Michelle and I both had great fun poring over the exquisite details of this painting, To Arms!” Sweet bridal hymn, that issuing through the porch is rudely challenged with the cry 'to arms!’  What a bummer!  The wedding day was grand, we can imagine, but there will be no wedding night for this handsome couple.  Truthfully, the lovely, flaxen-haired bride doesn’t look as downhearted as the groom does.  There’s no doubt that he is pretty distressed by this inopportune intrusion on his nuptial day.  The young couple’s parents pictured behind them are also quite concerned, although in a “stiff upper lip” British manner, it seems to me.  That knight in armor bearing the marching orders is definitely psyched for battle.  All the details in this painting are extremely well drawn and painted, from the flowers strewn in the foreground to the onlookers peering from their windows across the way in the background.  The story is clear to any viewer of this painting, which is a genre masterpiece. 
  

Edmund Blair Leighton, The End of the Song, Oil on Canvas, 1902, 50.6 x 58 in., Private Collection
Edmund Blair Leighton

Frederic, Lord Leighton


Frederic, Lord Leighton, Flaming June, 1895, Oil on Canvas, 47 3/8 x 47 3/8 in., Museum of Art of Ponce (Puerto Rico)
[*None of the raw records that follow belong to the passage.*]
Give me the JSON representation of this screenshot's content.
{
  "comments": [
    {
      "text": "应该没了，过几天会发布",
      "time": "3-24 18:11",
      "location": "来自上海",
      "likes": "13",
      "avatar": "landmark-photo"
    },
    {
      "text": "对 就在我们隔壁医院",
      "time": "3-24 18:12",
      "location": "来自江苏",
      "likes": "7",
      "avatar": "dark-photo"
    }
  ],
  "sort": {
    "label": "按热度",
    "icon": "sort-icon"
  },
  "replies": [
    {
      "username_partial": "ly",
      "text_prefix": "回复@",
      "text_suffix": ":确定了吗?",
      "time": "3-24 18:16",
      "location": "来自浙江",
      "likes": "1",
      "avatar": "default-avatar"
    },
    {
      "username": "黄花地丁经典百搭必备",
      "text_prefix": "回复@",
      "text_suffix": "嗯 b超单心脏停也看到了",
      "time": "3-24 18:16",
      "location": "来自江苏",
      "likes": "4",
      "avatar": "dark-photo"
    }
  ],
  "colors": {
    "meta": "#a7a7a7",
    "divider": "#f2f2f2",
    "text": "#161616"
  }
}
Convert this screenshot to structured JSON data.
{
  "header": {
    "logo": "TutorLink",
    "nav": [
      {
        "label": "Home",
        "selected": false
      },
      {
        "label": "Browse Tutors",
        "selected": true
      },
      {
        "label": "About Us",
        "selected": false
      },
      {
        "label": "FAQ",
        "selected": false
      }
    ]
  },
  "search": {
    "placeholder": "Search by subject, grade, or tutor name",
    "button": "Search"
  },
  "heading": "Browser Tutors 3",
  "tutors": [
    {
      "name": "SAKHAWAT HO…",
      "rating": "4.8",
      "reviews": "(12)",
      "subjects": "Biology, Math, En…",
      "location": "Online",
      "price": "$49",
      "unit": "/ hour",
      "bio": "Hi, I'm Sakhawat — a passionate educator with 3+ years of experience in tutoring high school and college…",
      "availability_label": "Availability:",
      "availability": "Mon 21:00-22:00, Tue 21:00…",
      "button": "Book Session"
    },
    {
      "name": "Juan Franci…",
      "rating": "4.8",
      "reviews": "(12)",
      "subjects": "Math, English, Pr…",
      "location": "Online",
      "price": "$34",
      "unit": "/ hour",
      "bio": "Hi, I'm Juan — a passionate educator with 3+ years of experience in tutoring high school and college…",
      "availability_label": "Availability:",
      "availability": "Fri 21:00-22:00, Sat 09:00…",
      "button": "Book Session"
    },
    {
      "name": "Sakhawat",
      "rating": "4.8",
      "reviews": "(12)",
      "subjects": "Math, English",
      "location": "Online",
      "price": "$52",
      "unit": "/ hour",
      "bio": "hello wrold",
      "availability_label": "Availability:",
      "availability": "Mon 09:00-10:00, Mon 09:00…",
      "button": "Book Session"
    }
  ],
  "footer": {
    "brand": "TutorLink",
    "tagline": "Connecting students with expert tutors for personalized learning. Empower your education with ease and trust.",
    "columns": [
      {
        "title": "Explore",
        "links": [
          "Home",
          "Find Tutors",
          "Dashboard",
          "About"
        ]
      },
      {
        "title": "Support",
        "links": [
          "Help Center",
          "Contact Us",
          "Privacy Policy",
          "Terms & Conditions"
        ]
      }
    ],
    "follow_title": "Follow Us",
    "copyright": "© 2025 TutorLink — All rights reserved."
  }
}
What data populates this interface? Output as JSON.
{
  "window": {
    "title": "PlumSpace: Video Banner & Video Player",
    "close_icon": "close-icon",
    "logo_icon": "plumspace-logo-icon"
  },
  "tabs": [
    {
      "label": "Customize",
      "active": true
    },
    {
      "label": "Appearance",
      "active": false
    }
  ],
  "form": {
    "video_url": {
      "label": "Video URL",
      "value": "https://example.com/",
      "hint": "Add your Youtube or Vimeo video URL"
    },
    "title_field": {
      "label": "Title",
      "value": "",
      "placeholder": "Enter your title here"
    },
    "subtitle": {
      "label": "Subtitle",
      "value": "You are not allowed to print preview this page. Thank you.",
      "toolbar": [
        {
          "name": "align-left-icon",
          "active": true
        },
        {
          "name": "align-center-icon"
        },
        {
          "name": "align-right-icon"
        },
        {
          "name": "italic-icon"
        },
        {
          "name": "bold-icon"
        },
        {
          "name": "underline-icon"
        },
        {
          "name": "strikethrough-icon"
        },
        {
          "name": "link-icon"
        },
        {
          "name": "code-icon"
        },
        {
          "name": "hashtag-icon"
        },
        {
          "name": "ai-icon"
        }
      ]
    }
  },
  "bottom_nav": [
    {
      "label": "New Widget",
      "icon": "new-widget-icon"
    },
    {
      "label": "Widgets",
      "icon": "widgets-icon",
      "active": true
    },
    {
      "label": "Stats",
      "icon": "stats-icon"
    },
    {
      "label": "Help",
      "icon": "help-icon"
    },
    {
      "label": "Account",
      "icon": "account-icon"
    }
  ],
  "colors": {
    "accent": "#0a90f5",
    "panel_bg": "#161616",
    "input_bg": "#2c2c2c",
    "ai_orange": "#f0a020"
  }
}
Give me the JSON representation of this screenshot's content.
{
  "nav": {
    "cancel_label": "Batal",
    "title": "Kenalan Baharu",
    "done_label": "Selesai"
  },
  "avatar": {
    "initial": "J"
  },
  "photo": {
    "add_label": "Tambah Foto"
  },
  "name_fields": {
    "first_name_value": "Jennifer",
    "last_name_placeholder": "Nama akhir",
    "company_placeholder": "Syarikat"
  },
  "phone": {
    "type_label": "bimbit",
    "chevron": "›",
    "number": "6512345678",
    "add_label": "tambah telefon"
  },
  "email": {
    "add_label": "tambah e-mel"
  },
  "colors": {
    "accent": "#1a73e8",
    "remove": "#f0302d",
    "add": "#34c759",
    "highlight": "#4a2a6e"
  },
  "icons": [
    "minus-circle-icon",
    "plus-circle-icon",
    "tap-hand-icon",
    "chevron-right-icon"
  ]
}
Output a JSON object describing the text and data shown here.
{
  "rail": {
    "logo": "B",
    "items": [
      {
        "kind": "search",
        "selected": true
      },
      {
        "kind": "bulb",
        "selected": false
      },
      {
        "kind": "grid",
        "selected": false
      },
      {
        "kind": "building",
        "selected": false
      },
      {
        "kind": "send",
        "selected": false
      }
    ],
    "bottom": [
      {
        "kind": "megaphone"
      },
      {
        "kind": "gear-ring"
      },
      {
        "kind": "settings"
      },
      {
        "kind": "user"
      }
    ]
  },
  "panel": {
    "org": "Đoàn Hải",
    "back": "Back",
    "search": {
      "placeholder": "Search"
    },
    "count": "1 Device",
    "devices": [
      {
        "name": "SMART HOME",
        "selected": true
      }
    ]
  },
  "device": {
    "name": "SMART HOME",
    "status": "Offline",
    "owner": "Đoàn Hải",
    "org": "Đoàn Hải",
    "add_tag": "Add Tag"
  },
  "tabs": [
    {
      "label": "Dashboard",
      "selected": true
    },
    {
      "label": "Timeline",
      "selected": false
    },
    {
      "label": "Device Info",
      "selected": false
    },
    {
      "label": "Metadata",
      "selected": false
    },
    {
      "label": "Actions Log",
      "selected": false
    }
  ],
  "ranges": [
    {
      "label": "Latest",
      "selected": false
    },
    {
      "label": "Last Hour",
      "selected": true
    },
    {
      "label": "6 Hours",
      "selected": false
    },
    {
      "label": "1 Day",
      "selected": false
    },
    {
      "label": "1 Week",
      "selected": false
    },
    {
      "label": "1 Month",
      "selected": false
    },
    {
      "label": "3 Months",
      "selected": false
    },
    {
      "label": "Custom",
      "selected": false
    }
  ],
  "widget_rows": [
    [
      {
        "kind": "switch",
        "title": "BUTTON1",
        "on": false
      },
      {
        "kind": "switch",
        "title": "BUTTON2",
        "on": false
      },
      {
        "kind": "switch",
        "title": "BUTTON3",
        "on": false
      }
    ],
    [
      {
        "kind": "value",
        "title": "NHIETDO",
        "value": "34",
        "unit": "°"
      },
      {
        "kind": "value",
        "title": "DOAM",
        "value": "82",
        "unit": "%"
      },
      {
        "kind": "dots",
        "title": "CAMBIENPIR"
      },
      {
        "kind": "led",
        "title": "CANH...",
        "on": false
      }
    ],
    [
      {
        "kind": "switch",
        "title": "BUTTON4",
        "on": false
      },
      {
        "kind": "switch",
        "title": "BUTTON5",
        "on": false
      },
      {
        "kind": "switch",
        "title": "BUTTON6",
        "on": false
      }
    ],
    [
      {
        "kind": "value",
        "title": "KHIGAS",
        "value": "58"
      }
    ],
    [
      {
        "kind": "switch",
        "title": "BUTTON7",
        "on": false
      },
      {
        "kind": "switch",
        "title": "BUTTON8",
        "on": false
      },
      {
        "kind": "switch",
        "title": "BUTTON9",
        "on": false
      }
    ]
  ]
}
Neither of the Leightons left diaries for later generations to explore.  Edmund Blair Leighton (1852-1922), the son of a painter, was married and had a son and a daughter.  The son also became a painter.  Blair Leighton trained in London, where he lived all his life, it seems, and apparently was a normal sort of guy.  That’s one of the reasons fame tilted greatly in the direction of Frederic, Lord Leighton (1830-1896).  But Lord Leighton’s treatments of often similar historical themes are less anecdotal and detail oriented, and consequently more aesthetically pleasing, in the long run, it seems to me, now that I’m paying attention. 

Lord Leighton (1830-1896), who was also an excellent sculptor, was a cosmopolitan bachelor who trained on the continent and hobnobbed with a lot of celebrity artists in his day.  He might have had an illegitimate child with one of his models, and was a suspected but unproven homosexual, having a long relationship of some sort with an older poet, Henry William Greville.  Par for the course in Victorian England, one is led to believe.  Lord Leighton, who was knighted in 1878, was created a baronet in 1896 and died the day after of a heart attack.  He thus has the two uncommon distinctions of being the first painter to be granted a peerage as well as being the bearer of the shortest-lived one in history.  That’s the kind of stuff the public likes to read about in the papers.